Visitors to La Petite Maison frequently comment on the fragrance of Lavender - both outside and indoors.


They hasten to clarify that it is not the cloying sickly lavender smell associated with chemical air fresheners or cheap perfume, 


but the dusty pungent herbaceous scent experienced when walking through a lavender field on a balmy evening,


 or a rosy morning 


when the dew is still wet on the grass.

In the garden, the Regal Splendour lavender in the chimney pots leading to the seating area could have come straight from a Mediterranean Hillside.

 

 Grey / blue flowers of Lavender Augustifolia edge the back walls of the house, mingling with rosemary and fennel and the roses that clothe the walls -


such a contrast to the way the house used to look with the lean-to-boiler house that adorned the back wall, 


before I rescued it from it's tired and dilapidated state.

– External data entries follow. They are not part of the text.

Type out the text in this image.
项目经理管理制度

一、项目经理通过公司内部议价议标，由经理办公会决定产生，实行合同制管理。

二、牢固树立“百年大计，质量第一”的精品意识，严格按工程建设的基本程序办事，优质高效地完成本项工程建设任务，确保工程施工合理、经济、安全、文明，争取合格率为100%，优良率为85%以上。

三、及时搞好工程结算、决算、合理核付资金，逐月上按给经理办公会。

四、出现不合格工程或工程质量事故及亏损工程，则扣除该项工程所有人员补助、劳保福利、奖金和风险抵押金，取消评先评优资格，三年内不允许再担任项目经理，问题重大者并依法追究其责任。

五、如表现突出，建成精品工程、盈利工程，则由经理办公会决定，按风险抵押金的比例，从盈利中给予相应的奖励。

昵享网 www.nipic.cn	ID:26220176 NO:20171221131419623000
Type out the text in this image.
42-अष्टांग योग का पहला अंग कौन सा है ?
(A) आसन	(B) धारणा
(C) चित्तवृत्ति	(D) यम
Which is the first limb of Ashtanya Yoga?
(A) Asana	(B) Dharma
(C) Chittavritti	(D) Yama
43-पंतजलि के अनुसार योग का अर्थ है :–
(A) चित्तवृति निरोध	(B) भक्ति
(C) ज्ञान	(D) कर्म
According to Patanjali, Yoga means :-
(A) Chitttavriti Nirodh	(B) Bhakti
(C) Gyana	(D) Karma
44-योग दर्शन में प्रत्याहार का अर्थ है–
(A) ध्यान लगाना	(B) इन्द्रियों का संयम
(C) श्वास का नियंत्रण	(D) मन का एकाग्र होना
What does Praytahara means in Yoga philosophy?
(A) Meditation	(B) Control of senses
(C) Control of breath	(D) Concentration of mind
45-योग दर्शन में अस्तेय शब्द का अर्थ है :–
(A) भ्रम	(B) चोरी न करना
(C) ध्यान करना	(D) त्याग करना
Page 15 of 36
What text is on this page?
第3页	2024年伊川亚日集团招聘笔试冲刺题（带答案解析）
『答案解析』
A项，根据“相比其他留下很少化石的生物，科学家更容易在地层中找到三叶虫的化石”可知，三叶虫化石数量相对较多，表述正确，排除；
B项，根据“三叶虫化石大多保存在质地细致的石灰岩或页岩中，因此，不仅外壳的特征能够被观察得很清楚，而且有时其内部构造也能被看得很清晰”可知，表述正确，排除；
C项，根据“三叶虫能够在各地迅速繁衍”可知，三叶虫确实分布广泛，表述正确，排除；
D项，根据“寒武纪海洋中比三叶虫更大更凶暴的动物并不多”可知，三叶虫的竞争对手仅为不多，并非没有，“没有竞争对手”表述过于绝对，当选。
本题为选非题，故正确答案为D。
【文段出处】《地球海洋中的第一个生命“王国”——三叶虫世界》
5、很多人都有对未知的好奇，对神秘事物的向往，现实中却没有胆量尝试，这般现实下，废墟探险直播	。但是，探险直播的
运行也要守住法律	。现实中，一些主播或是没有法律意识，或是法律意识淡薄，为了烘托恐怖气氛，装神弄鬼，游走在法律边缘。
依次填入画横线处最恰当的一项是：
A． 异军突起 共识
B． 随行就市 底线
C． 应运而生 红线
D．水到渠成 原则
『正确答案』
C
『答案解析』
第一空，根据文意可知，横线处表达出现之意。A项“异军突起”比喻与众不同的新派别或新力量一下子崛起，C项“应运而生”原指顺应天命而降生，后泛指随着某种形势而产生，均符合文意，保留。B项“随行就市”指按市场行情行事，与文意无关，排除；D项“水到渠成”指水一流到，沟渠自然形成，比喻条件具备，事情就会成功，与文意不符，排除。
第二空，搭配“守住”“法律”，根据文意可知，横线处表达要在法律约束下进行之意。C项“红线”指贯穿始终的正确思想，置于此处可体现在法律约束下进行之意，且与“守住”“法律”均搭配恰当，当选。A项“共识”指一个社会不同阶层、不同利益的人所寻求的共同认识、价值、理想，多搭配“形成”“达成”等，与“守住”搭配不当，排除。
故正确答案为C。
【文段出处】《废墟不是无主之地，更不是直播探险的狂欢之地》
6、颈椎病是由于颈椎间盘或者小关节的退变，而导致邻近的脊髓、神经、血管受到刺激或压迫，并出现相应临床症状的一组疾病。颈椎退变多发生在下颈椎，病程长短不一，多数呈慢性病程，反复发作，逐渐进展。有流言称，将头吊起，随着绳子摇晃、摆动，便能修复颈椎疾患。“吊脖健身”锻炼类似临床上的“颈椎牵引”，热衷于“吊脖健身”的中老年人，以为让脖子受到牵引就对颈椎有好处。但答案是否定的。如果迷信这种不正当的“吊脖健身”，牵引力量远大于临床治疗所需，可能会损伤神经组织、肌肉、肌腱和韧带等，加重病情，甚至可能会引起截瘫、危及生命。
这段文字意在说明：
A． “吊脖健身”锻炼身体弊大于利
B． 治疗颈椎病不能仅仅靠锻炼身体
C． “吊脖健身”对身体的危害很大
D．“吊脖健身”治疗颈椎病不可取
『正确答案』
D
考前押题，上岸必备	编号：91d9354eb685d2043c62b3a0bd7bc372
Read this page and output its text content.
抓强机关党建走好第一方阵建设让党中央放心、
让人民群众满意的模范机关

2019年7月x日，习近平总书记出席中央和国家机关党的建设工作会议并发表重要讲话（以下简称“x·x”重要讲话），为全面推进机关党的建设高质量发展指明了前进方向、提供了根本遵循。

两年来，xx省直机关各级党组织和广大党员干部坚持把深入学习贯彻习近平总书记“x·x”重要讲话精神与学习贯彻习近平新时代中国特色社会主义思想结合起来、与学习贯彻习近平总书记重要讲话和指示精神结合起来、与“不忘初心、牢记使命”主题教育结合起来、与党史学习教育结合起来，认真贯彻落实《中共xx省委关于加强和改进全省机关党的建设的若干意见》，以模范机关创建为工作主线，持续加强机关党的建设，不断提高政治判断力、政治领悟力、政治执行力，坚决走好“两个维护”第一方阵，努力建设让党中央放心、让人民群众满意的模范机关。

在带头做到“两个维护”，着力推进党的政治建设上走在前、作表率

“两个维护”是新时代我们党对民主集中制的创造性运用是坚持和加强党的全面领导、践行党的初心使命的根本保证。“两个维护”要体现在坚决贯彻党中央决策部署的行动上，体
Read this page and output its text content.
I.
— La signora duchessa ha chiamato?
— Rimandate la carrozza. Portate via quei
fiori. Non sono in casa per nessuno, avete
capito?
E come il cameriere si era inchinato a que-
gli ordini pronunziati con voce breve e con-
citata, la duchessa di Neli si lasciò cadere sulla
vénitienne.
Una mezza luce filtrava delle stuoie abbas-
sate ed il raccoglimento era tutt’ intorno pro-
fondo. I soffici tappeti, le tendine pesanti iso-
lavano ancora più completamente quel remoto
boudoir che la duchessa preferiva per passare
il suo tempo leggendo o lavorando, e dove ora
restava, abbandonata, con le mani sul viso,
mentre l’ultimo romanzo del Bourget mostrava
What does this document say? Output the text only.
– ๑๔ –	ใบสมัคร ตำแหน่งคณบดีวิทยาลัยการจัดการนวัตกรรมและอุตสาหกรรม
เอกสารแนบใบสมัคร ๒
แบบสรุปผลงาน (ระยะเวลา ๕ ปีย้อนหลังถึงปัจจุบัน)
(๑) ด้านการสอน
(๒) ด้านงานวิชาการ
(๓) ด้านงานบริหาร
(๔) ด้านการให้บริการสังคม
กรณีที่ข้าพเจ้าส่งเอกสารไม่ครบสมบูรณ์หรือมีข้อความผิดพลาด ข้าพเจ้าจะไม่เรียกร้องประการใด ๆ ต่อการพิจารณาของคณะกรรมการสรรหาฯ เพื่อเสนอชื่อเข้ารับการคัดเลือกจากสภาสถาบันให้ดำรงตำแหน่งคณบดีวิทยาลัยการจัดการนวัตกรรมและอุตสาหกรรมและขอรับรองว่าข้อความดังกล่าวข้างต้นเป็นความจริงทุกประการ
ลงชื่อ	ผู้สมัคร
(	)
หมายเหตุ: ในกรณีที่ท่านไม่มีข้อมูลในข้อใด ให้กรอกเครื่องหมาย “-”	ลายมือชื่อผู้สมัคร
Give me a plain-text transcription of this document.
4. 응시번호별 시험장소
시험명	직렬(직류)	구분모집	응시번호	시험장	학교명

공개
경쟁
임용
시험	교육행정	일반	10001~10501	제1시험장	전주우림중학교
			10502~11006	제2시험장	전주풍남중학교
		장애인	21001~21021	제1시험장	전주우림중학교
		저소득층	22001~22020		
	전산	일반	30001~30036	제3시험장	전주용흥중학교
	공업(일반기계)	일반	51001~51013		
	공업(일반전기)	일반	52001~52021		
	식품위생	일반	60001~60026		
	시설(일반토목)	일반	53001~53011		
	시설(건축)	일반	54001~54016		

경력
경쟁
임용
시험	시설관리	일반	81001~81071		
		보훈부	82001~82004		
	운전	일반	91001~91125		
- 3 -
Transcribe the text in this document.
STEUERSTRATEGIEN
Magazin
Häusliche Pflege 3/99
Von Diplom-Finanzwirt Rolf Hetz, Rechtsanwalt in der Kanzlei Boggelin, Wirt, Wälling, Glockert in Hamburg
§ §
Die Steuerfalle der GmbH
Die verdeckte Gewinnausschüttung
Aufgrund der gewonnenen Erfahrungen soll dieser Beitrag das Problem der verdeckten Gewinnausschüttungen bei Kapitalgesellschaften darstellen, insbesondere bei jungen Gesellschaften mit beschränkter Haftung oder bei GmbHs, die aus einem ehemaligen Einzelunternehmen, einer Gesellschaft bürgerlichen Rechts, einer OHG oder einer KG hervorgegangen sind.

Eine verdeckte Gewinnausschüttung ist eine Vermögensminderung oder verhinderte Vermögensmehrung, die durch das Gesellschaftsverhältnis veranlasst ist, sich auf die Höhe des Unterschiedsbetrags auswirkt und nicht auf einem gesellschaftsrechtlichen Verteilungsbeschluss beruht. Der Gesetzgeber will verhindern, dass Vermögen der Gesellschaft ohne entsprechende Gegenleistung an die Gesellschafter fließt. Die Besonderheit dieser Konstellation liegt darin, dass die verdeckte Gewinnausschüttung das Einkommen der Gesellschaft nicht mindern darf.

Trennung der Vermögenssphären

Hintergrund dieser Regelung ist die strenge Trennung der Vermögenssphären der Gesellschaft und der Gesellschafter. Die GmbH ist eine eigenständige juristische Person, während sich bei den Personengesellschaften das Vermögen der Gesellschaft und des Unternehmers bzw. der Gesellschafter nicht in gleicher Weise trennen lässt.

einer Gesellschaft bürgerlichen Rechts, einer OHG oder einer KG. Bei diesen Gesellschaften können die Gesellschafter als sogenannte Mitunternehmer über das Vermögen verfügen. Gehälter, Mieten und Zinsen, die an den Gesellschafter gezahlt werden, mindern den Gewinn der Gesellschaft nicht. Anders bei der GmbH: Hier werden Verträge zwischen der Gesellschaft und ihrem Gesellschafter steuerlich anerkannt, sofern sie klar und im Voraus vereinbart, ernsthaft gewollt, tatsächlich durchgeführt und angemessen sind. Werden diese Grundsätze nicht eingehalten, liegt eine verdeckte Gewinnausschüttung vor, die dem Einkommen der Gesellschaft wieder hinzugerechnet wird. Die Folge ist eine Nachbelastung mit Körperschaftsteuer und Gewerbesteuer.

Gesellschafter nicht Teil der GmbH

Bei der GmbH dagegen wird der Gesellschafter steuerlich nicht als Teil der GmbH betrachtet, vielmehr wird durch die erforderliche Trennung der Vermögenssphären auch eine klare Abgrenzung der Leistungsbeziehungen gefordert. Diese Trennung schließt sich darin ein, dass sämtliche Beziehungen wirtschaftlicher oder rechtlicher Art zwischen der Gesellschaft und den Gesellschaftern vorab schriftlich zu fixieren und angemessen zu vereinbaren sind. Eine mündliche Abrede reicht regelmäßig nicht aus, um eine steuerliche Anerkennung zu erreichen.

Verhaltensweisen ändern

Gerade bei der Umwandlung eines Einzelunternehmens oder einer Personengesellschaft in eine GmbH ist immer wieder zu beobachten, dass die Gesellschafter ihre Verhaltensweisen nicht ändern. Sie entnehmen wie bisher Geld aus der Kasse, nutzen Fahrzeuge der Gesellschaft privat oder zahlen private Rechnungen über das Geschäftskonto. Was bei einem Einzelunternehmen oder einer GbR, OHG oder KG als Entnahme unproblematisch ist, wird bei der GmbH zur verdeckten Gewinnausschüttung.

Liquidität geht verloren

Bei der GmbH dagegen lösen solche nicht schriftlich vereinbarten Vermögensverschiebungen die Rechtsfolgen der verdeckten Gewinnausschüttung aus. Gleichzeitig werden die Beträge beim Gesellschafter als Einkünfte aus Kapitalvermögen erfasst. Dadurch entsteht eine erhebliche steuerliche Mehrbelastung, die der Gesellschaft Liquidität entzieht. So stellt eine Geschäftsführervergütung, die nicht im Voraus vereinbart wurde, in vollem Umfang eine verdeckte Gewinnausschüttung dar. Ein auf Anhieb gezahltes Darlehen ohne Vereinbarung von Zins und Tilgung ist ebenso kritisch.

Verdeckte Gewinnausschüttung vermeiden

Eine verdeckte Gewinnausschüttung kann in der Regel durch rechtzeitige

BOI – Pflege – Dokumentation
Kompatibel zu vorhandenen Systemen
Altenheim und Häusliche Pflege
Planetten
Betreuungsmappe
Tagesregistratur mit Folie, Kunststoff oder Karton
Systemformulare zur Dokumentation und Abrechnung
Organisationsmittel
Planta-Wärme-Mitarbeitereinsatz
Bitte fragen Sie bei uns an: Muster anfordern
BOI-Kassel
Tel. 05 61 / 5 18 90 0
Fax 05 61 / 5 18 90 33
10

Lavender and nepeta now line the gravel paths leading to the back door, the flower spikes gracefully swaying in the summer breeze, whilst


lavender and sage flop over each side of the reclaimed sleeper steps outside the French windows - releasing a heady, woody, pungent scent when brushed past on the way up to the grassed area.

After a sunny day, the lavender has been picked and brought inside to dry in bunches; harvested in phases, so that the bees still had access to a constant supply.


This years heatwave has also created an opportunity for gathering rose petals 


that dried in the sun almost the same day they flowered. 


As a result over the past summer months my home has been full of the scent of lavender and rose petals,


some of which I used to fill a cushion that I made from antique white linen.


I also stitched a Summer Bouquet with hollyhocks, foxgloves and daisies onto freshly laundered and lavender scented French linen -  
(the beautiful design was courtesy of Nicki), 


and sewed it into a lavender filled cushion. 


Some of the dried lavender is ground and used as an ingredient to my handmade herbal soap - carrying the lavender fragrance throughout the house.

As the days shorten and the evenings close in, the scent of summer lingers on through the dried lavender, the woody fragrance combining with the seasonal autumnal smell of kiln dried wood burning in the stove.

November is approaching fast and Lucinda's "Christmas in the Barn" event. I am wondering if I have enough dried petals for all my projects. Already I am making plans for next year to plant an entire bed with lavender at the allotment.